Эва Морено улыбнулась. Они как раз вышли из здания полиции, и их обдало леденящим ветром.
— Звучит заманчиво, — сказала она. — Но у меня назначено свидание с моей ванной и паршивым романом, и боюсь, что мне его не отменить.
— No hard feelings,[3] — заверил Роот. — У меня тоже довольно хорошие отношения с ванной. Она так же плохо танцует танго, как и я, поэтому подозреваю, что под конец мы останемся с ней вдвоем. Надо беречь то, что имеешь.
— Мудрые слова, — заметила Морено. — Идет мой автобус.
Она помахала ему рукой и поспешила к остановке через парковку для посетителей. Роот посмотрел на часы. «Можно с таким же успехом вернуться и переночевать в кабинете, — подумал он. — Какой смысл в это время года таскаться по улице взад и вперед? Чистый идиотизм».
Тем не менее он двинулся в сторону площади Хроте и трамвая, размышляя над тем, когда в последний раз по-настоящему отмывал ванну.
Пришел к выводу, что точно не вчера.
7Звонок поступил в воскресенье в 07.15 утра, у телефона оказался стажер Краузе. Поначалу он подумал, что для звонка в полицию выбрано довольно странное время — особенно потому, что сразу понял, о чем пойдет речь, и что женщина, стало быть, выжидала по крайней мере четыре дня, — но потом услышал по голосу, что она, похоже, проспала за последнее время не слишком много часов. Вероятно, вообще не спала.
Значит, это было не так уж и странно.
— Меня зовут Марлен Фрей, — начала она. — Я живу на площади Окфенер Плейн и хочу заявить о пропаже человека.
— Записываю, — сказал Краузе.
— Это произошло во вторник вечером, — объяснила Марлен Фрей. — Он собирался только съездить по делу. Обещал провести остаток вечера дома, но даже не позвонил, он никогда не… на него действительно не похоже…
— Минуточку, — прервал ее Краузе. — Будьте добры, сообщите, о ком идет речь. Его имя и внешность… как он был одет и тому подобное.
Она ненадолго умолкла, словно собираясь с силами. Потом он услышал тяжелый, отчаянный вдох.

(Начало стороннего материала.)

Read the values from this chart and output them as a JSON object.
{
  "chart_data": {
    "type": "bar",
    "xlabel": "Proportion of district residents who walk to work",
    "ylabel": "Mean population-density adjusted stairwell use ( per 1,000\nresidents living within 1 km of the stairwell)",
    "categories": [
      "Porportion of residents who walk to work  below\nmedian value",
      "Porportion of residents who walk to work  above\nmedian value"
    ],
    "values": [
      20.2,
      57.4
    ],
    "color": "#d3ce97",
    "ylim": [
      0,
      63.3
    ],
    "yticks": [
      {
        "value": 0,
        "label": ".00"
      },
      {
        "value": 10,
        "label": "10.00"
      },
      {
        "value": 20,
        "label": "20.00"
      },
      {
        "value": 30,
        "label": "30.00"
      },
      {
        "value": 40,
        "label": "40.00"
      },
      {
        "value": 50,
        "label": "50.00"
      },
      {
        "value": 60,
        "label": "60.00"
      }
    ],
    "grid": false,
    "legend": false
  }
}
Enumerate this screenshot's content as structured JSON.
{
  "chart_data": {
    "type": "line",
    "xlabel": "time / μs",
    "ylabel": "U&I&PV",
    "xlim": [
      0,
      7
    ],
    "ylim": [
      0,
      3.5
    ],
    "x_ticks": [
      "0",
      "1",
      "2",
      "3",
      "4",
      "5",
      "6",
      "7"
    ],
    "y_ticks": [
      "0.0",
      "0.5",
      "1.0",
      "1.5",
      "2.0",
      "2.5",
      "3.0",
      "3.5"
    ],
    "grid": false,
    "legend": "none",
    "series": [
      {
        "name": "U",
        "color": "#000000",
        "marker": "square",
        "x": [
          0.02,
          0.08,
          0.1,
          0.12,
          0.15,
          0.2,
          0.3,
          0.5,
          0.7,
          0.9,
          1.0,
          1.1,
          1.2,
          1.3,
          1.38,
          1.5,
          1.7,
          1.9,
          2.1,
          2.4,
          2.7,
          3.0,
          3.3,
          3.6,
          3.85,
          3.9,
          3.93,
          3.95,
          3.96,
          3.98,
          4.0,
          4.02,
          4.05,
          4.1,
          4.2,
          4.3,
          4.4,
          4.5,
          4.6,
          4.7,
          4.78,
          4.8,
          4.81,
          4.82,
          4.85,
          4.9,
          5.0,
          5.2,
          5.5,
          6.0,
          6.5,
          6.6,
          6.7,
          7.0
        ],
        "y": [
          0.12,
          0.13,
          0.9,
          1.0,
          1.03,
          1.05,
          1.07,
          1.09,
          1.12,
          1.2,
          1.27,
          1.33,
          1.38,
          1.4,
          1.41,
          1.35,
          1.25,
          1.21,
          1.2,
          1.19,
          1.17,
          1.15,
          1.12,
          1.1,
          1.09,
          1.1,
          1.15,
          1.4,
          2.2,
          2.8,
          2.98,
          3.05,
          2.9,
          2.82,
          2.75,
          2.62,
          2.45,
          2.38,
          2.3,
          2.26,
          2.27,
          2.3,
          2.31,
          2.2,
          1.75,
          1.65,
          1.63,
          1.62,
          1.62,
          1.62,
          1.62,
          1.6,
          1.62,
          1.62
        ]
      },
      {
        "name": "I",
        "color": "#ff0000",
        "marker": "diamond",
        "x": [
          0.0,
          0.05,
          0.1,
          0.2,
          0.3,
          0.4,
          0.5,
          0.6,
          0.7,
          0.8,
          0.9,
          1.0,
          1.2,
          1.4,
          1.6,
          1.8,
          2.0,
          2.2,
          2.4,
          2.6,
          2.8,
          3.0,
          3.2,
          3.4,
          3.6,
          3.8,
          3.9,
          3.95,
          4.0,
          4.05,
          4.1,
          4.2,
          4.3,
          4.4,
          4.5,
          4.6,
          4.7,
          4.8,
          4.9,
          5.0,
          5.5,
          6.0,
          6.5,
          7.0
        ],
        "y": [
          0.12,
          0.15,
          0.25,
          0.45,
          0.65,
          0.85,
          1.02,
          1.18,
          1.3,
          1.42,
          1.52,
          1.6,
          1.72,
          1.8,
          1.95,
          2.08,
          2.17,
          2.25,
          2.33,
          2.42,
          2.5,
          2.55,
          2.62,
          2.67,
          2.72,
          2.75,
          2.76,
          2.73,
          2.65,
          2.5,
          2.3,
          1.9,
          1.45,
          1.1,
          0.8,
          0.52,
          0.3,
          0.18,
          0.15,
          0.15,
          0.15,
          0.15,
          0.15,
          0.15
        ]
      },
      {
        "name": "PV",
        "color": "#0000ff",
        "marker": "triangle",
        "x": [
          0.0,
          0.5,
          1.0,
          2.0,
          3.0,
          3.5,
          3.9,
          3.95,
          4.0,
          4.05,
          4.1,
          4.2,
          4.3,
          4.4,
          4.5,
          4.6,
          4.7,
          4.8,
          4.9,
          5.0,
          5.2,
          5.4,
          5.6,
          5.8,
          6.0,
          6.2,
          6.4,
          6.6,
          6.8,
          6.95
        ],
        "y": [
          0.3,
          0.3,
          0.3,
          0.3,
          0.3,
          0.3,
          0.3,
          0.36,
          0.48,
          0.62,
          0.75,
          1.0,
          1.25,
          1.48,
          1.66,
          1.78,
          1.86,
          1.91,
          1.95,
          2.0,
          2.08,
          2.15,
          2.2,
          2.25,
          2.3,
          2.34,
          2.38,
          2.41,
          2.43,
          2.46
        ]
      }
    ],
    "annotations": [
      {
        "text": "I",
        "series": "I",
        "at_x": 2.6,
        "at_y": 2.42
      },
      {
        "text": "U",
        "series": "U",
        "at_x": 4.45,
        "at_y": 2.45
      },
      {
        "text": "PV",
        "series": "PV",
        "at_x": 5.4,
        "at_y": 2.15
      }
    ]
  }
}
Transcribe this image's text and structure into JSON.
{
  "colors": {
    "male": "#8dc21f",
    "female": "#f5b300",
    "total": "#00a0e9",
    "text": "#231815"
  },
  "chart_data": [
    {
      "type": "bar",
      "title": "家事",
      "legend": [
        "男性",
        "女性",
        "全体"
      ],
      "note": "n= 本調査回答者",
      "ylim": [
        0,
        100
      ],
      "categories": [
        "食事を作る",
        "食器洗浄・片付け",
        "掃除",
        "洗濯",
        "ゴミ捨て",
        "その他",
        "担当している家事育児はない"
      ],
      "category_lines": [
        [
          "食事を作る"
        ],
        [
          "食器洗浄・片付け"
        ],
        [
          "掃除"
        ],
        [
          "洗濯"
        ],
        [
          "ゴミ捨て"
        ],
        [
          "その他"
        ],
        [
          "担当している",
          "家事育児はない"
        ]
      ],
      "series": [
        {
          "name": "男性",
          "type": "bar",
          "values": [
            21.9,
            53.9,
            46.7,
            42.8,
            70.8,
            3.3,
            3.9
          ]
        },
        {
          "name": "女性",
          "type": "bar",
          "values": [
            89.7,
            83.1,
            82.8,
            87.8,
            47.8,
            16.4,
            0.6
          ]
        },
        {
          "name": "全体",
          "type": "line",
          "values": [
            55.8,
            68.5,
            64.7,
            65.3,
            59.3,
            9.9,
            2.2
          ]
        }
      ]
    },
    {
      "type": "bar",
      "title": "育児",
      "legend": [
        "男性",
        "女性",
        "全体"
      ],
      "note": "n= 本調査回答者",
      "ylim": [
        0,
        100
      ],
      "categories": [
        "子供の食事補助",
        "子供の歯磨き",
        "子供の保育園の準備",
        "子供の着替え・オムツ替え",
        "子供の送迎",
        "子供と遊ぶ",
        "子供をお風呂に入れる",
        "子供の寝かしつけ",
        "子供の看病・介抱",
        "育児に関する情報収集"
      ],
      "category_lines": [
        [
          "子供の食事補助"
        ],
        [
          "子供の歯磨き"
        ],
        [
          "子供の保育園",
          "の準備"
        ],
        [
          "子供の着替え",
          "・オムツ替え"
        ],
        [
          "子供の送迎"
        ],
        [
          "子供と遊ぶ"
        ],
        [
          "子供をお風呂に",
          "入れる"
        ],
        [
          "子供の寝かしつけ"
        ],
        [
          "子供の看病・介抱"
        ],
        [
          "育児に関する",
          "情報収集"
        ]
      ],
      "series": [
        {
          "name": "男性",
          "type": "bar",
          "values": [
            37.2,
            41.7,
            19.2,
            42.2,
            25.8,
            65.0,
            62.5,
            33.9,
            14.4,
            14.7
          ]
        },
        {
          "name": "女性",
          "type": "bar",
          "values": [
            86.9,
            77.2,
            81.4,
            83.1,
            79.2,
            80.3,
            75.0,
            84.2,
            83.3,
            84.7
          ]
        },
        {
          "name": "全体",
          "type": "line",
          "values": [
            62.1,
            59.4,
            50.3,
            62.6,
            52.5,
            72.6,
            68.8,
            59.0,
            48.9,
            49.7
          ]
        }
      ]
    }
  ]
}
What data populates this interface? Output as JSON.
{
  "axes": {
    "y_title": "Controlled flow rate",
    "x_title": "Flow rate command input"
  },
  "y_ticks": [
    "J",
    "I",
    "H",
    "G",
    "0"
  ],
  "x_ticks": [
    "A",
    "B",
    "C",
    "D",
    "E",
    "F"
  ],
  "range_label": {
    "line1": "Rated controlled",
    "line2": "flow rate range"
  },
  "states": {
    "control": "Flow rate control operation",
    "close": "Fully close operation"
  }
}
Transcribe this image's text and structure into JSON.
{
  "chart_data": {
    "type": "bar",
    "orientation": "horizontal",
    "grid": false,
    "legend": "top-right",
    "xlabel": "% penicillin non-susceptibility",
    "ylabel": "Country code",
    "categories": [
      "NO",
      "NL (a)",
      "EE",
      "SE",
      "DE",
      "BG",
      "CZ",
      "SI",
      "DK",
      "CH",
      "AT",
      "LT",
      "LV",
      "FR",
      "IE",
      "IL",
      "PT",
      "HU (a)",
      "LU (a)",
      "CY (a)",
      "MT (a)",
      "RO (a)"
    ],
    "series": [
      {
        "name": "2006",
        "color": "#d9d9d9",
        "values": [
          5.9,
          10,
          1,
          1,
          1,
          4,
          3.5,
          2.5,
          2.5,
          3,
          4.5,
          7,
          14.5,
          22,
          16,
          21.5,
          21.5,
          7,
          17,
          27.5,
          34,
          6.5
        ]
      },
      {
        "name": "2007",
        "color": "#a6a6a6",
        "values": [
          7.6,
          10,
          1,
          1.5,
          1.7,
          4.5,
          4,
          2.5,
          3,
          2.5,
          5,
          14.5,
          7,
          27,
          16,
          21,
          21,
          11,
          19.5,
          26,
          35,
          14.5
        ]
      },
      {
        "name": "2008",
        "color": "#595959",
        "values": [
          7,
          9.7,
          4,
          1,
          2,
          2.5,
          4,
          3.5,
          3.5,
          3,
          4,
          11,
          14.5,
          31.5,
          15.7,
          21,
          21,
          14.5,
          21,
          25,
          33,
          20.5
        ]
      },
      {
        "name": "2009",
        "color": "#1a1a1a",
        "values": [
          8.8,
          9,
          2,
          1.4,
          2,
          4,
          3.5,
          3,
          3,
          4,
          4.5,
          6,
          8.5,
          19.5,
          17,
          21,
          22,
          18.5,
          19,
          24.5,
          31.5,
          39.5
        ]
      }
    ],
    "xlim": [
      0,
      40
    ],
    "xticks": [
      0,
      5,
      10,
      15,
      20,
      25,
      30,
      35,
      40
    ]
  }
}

— Конечно, извините меня, — сказала она. — Я немного устала, не смыкаю глаз… уже несколько ночей, мне страшно.
— Я вас понимаю.
Краузе получил все требуемые сведения. Это заняло не более двух минут, но после окончания разговора он просидел за письменным столом в пять раз дольше, глядя на записанные на бумаге данные и пытаясь собраться с мыслями.
Поняв, что у него ничего не получается, он взял трубку и набрал номер комиссара Рейнхарта.
Прежде чем передать трубку Мюнстеру, Сини на мгновение прикрыла ее рукой. Одними губами произнесла имя, но ему ничего не удалось разобрать. Он приподнялся и ответил:
— Это Рейнхарт. Как у тебя дела?
— Спасибо, — отозвался Мюнстер. — Вчера немного засиделись.
— Ты еще в постели? — спросил Рейнхарт.
— Сегодня же воскресенье, — подчеркнул Мюнстер. — Еще нет девяти часов. Что у тебя на уме?
— Случилось нечто ужасное, — сказал Рейнхарт. — Мне нужна твоя помощь.
Мюнстер подумал две секунды.
— У вас так не хватает народу? — спросил он. — Я ведь по-прежнему числюсь в комиссии, ты что, забыл? Вернусь к работе не раньше февраля.
— Я знаю.
— В чем же тогда дело?
В трубке ненадолго замолчали. Потом комиссар Рейнхарт откашлялся и объяснил, что произошло.
— Проклятие, — произнес Мюнстер. — Буду готов через пятнадцать минут. Конечно, я приеду.
— Давай сперва разок объедем вокруг города, — предложил Рейнхарт. — Мне необходимо немного времени.
— Мне тоже, — отозвался Мюнстер. — Как это случилось?
— Сильный удар по голове, — ответил Рейнхарт. — Непредумышленно или намеренно, последнее более вероятно.
— Когда?
— Предположительно, во вторник.
— Во вторник? Но сегодня уже воскресенье.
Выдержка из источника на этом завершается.